Après Basecamp, au tour de l'éditeur singapourien Ahrefs (spécialisé dans le SEO) de mettre sur la table les économies qu'il réalise en évitant le cloud public. Dans un billet de blog, Efim Mirochnik, le responsable de la production IT de la société, met en lumière les coûts de ce type d'environnements, « des coûts si élevés que nous nous demandions si notre entreprise pouvait exister avec une infrastructure à 100 % sur le cloud. »

En partant des dépenses qu'il consacre à l'hébergement de ses infrastructures dans un datacenter en colocation à Singapour, Efim Mirochnik se livre à une comparaison des coûts qu'une installation similaire générerait chez AWS. En partant d'une utilisation de ses serveurs sur 5 ans, le responsable calcule le coût mensuel de son infrastructure, en agrégeant ses achats de machines, les coûts réseau, de l'électricité et de la location de la salle (en se basant pour ces deux derniers items sur les factures d'octobre 2022). Résultat : une dépense mensuelle par serveur estimée à 1 550 dollars, provenant à deux-tiers de l'amortissement de l'achat de serveurs.

Plus de 11 fois plus cher chez AWS

La comparaison est cruelle pour AWS. En se basant sur les tarifs publics du fournisseur en Asie-Pacifique, le responsable de la production IT d'Ahrefs parvient à un coût par serveur plus de dix fois supérieur : 17 557 dollars par mois. « Malheureusement, AWS ne fournit pas d'instance EC2 avec le nombre de coeurs dont nous disposons. Nous avons donc trouvé une configuration EC2 avec la moitié des coeurs et 1 To de RAM. Nous avons ensuite comparé le coût d'un serveur Ahrefs au coût de deux instances EC2 de ce type », écrit Efim Mirochnik. Notons que le responsable a basé son calcul sur la réservation de ces instances sur trois ans.

« Outre les instances EC2, nous avons ajouté un stockage Elastic Block Storage (EBS). Il ne s'agit pas d'un remplacement exact du stockage existant, car nous utilisons des disques NVMe rapides et de grande taille dans nos serveurs. Pour simplifier les choses, nous avons choisi un EBS gp3 moins cher (mais beaucoup plus lent que le nôtre). Son coût se compose de deux parties : la taille du stockage et les frais pour les IOPS », détaille encore le responsable IT. Bref, le recours à AWS représente un surcoût massif même après de premières optimisations, se traduisant parfois par des performances moindres, notamment dans le stockage. Le débit maximal de gp3 par instance est ainsi limité à 10 Go/s, tandis que les performances d'un seul disque NVMe PCIe Gen 4 sont comprises entre 6 et 7 Go/s, et Ahrefs en aligne 16 fonctionnant en parallèle.
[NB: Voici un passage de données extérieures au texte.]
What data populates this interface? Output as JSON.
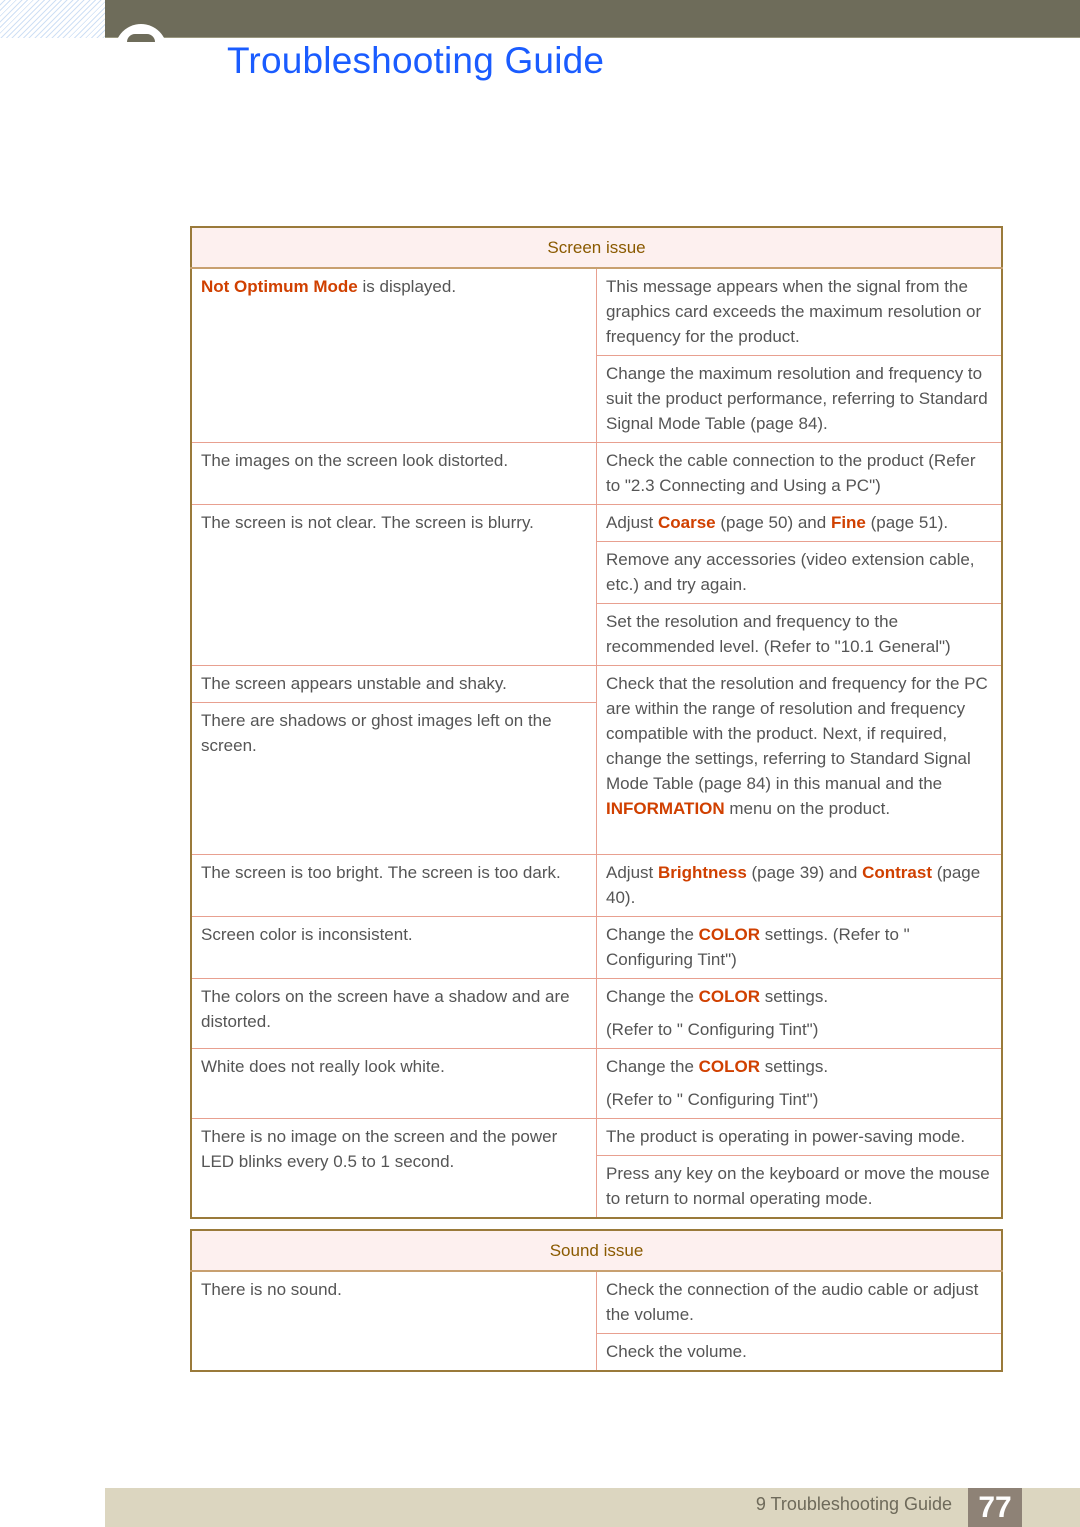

« Ahrefs ne serait pas rentable et même n'existerait pas »

En partant de cette équation unitaire, où chaque serveur AWS coûte 11,3 fois plus cher que le serveur qu'héberge actuellement l'éditeur, Efim Mirochnik calcule la facture des deux solutions, depuis que la société asiatique a renouvelé son infrastructure (850 serveurs) et fait le choix de la colocation, soit il y a deux ans et demi. « Nous devrions payer à AWS la somme astronomique de 400 millions de dollars de plus pour assurer le fonctionnement de notre infrastructure à Singapour à partir de 2020 », tranche le responsable. Problème : c'est bien davantage que les revenus de Ahrefs au cours de la même période, qu'Efim Mirochnik évalue à 257 M$ sur les exercices 2020, 2021 et 2022. A comparer à une facture totale AWS de 448 M$ !

La conclusion du responsable de la production IT est sans ambiguïté : « bien qu'Ahrefs utilise les avantages d'AWS pour l'hébergement de son front-end dans différentes parties du monde, la grande majorité de l'infrastructure d'Ahrefs exploite la colocation avec du matériel appartenant à l'entreprise. Ahrefs ne serait pas rentable, ou même n'existerait pas, si nos produits étaient à 100% sur AWS. Si nous n'utilisions que le cloud, nos coûts d'infrastructure seraient 10 fois plus élevés que ce que nous connaissons actuellement ».